Nach dem Wasserhaushaltsgesetzes (WHG) sind Gewässer "als Bestandteil des Naturhaushaltes und als Lebensraum für Tiere und Pflanzen zu sichern". Ein Fließgewässer ist eine funktionelle und ökologische Einheit und besteht aus dem Bach selbst, dem Bachbett, dem amphibischen Bereich mit den Ufern und der Tal- bzw. Bachaue.

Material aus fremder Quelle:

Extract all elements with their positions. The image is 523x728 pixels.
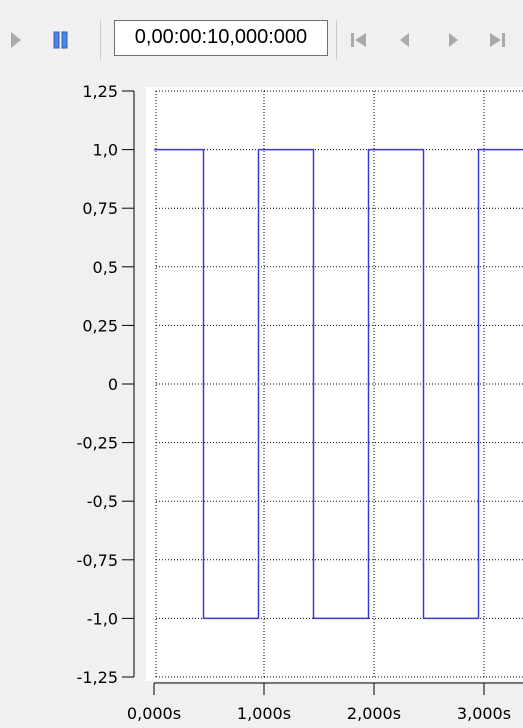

Bäche und Flüsse sammeln den ihnen zufließenden Niederschlag und leiten ihn letztendlich zum Meer ab. Hierbei ist zu beachten, dass es sowohl oberirdische, als auch unterirdische Einzugsgebiete eines Gewässers gibt.


 

Überschwemmungsgebiete sind Bereiche, die bei Starkregenereignissen (Hochwasser) überschwemmt werden. Sie dienen hydraulisch gesehen der Reduzierung der Hochwasserspitze. Außerdem bilden sie Freiräume für die natürliche Entwicklung der Gewässer. Einengungen und Verbauungen im Überschwemmungsgebiet können zu erheblichen Beeinträchtigungen des Hochwasserabflusses führen. Betroffen davon sind gegenüber liegende Grundstücke und besonders die Unterlieger. In Überschwemmungsgebieten gelten deshalb Verbote, die im Hessischen Wassergesetz aufgeführt sind.